Throughout the Mao period (1949–1978) there was a health care system linked to the centrally planned economy, which provided a basic level of coverage via government providers with a lot of regional variation. When economic reform came in 1980, large parts of the system—particularly financing for insurance—collapsed. The majority of China’s citizens were uninsured during the past few decades of very rapid social and economic development.
China’s overall population is changing quite dramatically, which means it has different health care needs, such as treating chronic disease and caring for an increasingly elderly population. The central government is trying to establish a system of accessible primary care—a concept that China’s barefoot doctors helped to pioneer but that fell into disarray—and health services that fit these new needs.
How does China’s basic health care system work? Are there segments of the population still not receiving adequate coverage and care?
China has had a system where people can select their own doctors. Patients usually want to go to clinics attached to the highest-reputation hospitals, but of course, when you are not insured you almost always by default go to where you can afford the care. “It is difficult to see the doctor, and it is expensive” has been the lament of patients in China, so an explicit goal of the health care reforms has been to address this.
The term “universal coverage” has different definitions.
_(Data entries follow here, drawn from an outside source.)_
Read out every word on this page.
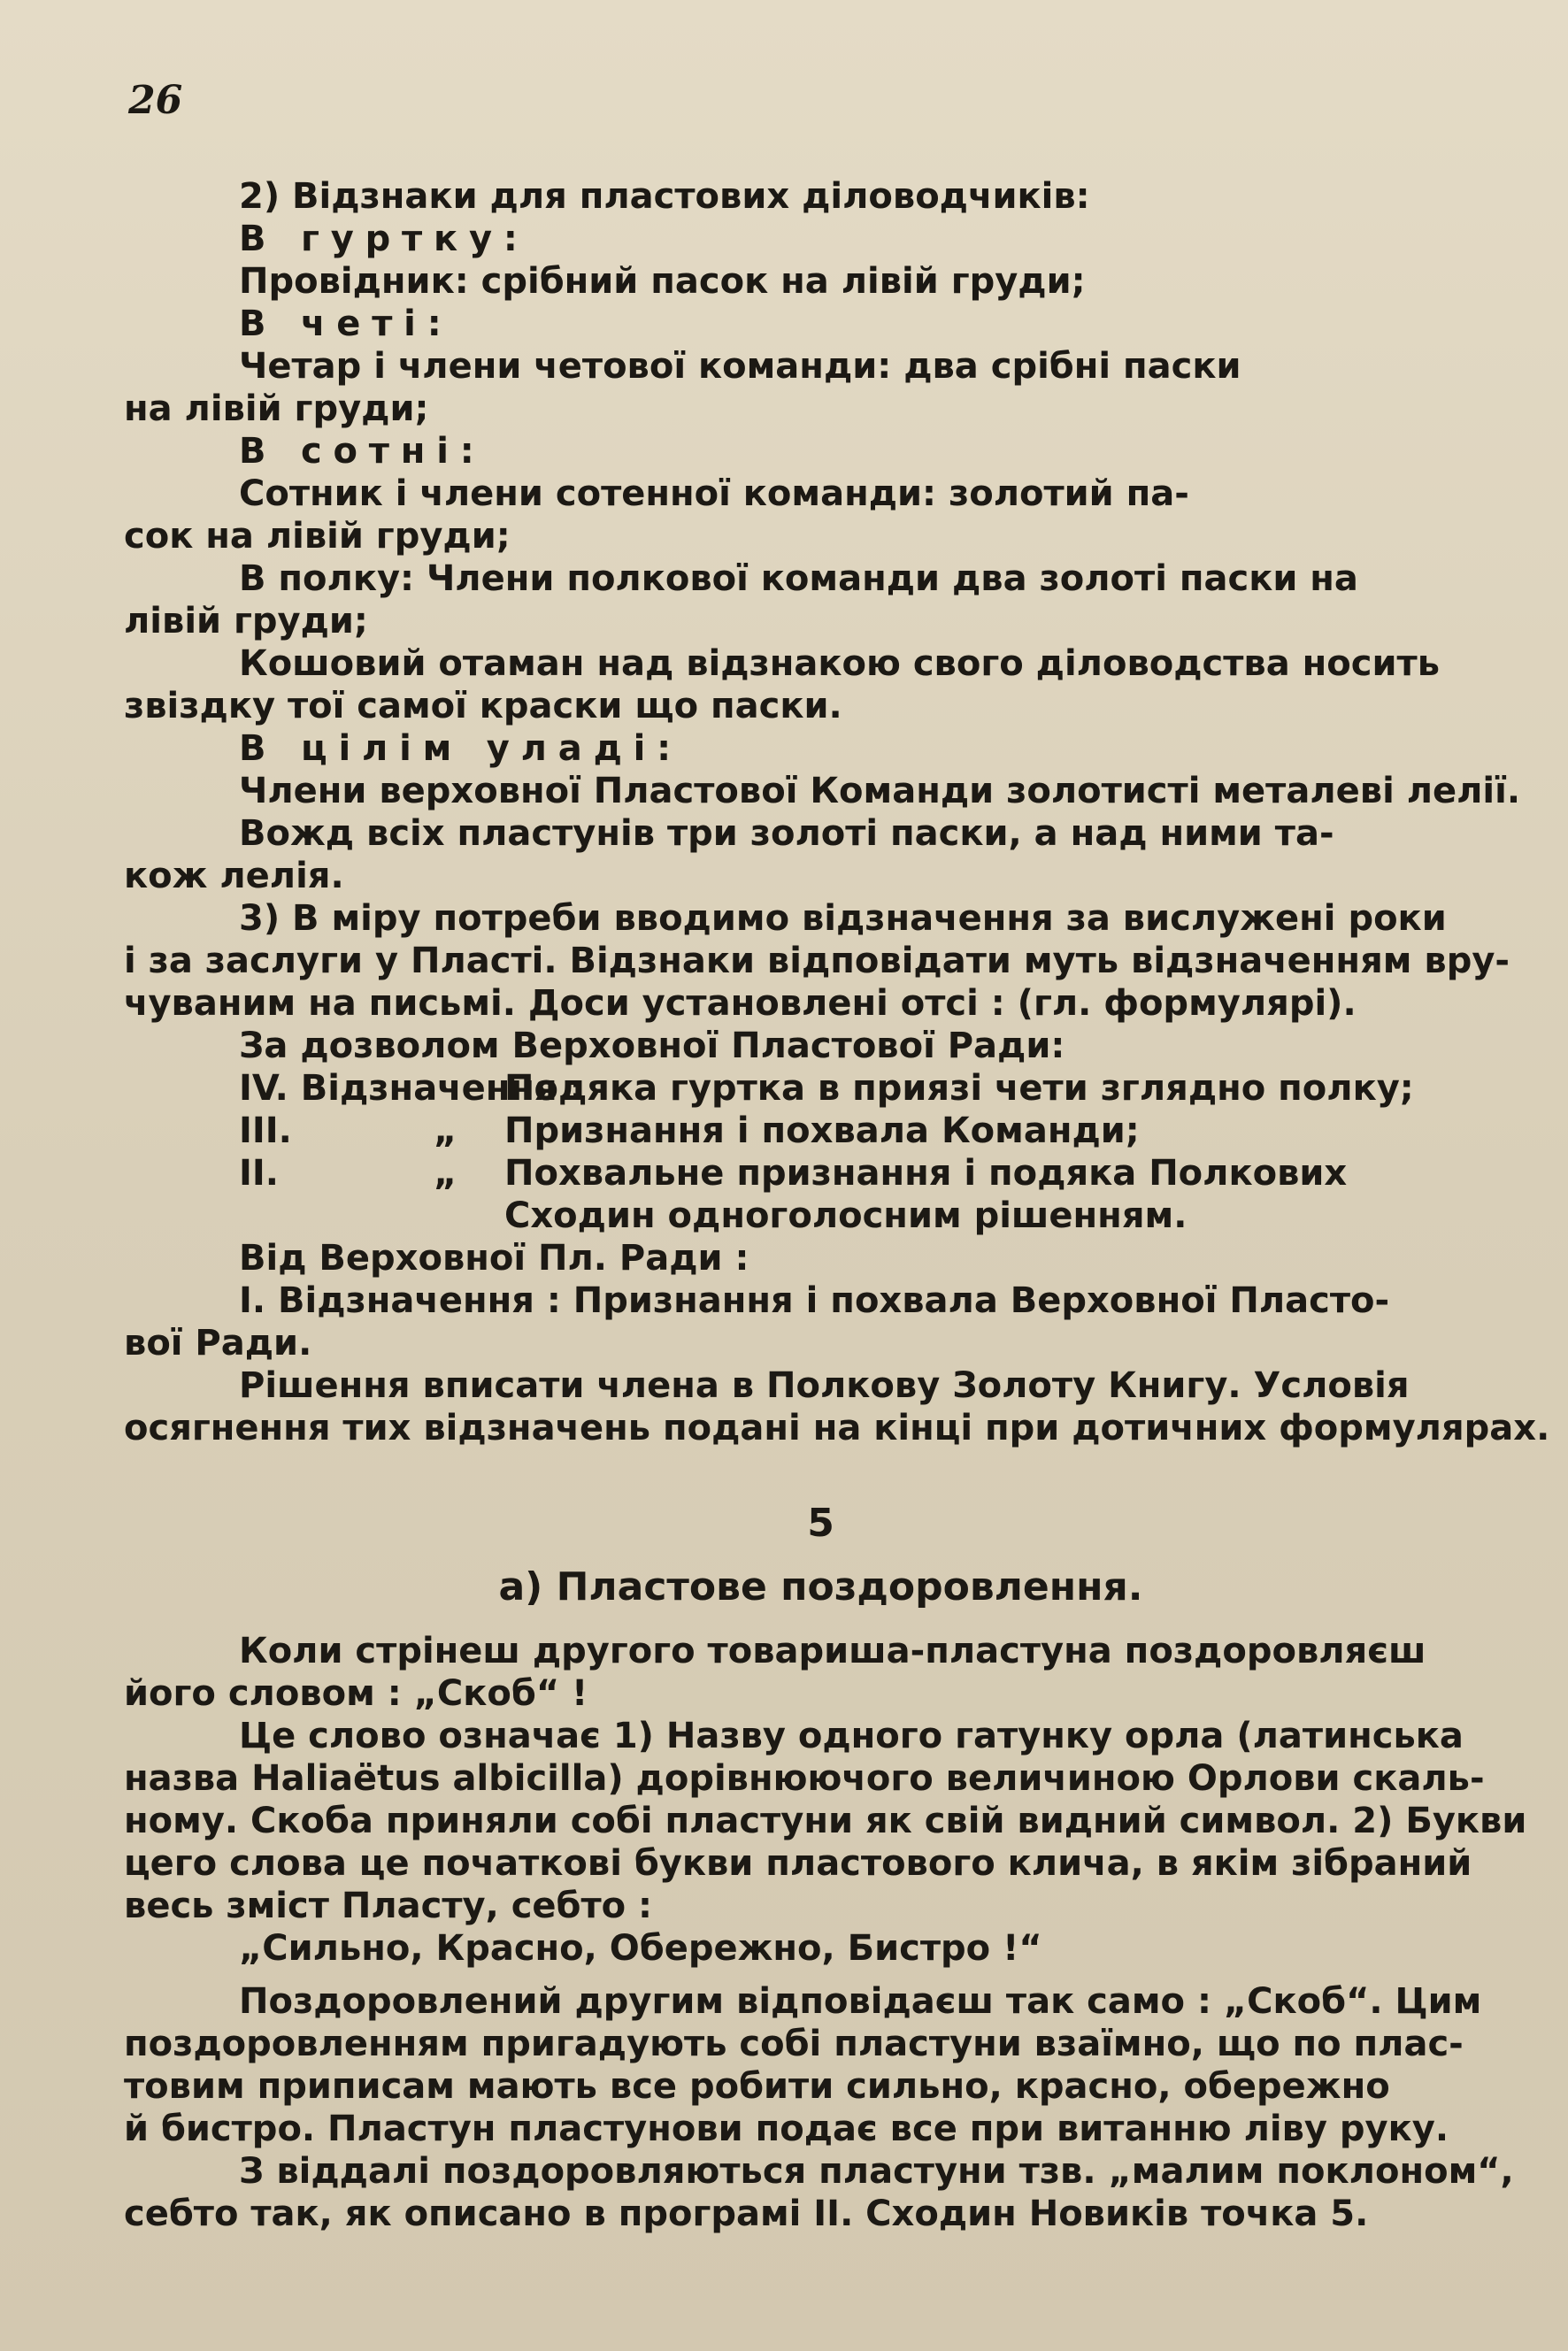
26
2) Відзнаки для пластових діловодчиків:
В гуртку:
Провідник: срібний пасок на лівій груди;
В четі:
Четар і члени четової команди: два срібні паски
на лівій груди;
В сотні:
Сотник і члени сотенної команди: золотий па-
сок на лівій груди;
В полку: Члени полкової команди два золоті паски на
лівій груди;
Кошовий отаман над відзнакою свого діловодства носить
звіздку тої самої краски що паски.
В цілім уладі:
Члени верховної Пластової Команди золотисті металеві лелії.
Вожд всіх пластунів три золоті паски, а над ними та-
кож лелія.
3) В міру потреби вводимо відзначення за вислужені роки
і за заслуги у Пласті. Відзнаки відповідати муть відзначенням вру-
чуваним на письмі. Доси установлені отсі : (гл. формулярі).
За дозволом Верховної Пластової Ради:
IV. Відзначення :Подяка гуртка в приязі чети зглядно полку;
III.	Признання і похвала Команди;
„
II.	Похвальне признання і подяка Полкових
„
Сходин одноголосним рішенням.
Від Верховної Пл. Ради :
I. Відзначення : Признання і похвала Верховної Пласто-
вої Ради.
Рішення вписати члена в Полкову Золоту Книгу. Условія
осягнення тих відзначень подані на кінці при дотичних формулярах.
5
а) Пластове поздоровлення.
Коли стрінеш другого товариша-пластуна поздоровляєш
його словом : „Скоб“ !
Це слово означає 1) Назву одного гатунку орла (латинська
назва Haliaëtus albicilla) дорівнюючого величиною Орлови скаль-
ному. Скоба приняли собі пластуни як свій видний символ. 2) Букви
цего слова це початкові букви пластового клича, в якім зібраний
весь зміст Пласту, себто :
„Сильно, Красно, Обережно, Бистро !“
Поздоровлений другим відповідаєш так само : „Скоб“. Цим
поздоровленням пригадують собі пластуни взаїмно, що по плас-
товим приписам мають все робити сильно, красно, обережно
й бистро. Пластун пластунови подає все при витанню ліву руку.
З віддалі поздоровляються пластуни тзв. „малим поклоном“,
себто так, як описано в програмі II. Сходин Новиків точка 5.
China initially put in place a form of insurance that only covers 20 or 30 percent of medical costs for the previously uninsured population, especially in rural areas. Benefits have expanded, but remain limited. As with the previous system, disparities in coverage still exist across the population. China not only has a huge population with huge economic differences, but within that there is a large migrant worker population. It is a challenge to figure out how to cover these citizens and how to provide them with access to better care. The government is quite aware there are segments of the population not receiving equal coverage, and it continues to strive to resolve the issue.
What are the greatest innovations in China’s health care system in recent years?
One of the most remarkable things China has achieved is really its new health insurance system. Even if the current coverage is not particularly generous it is nearly universal, and mechanisms are put in place each year to provide more generous coverage. China is also working on strengthening its primary care and population health services, infusing a huge sum of government money into these efforts. It is the only developing country of its per-capita income that has achieved such results so far.
Interestingly, a lot of people assume China achieved its universal coverage by mandate, while in fact the central government did so by subsidizing the cost for local governments and individuals. This reduces the burden, for example, on poorer rural governments and residents, and is one innovative way China is trying to eliminate the disparity in access to care.
Eggleston has recently published a working paper on China’s health care reforms since the Mao era on the AHPP website, as well as an article in the Milken Institute Review.
Gordon Liu, a Chinese government advisor on health care and the executive director of Peking University’s Health Economics and Management Institute, spoke at Stanford on May 29 on the future of China’s health care system.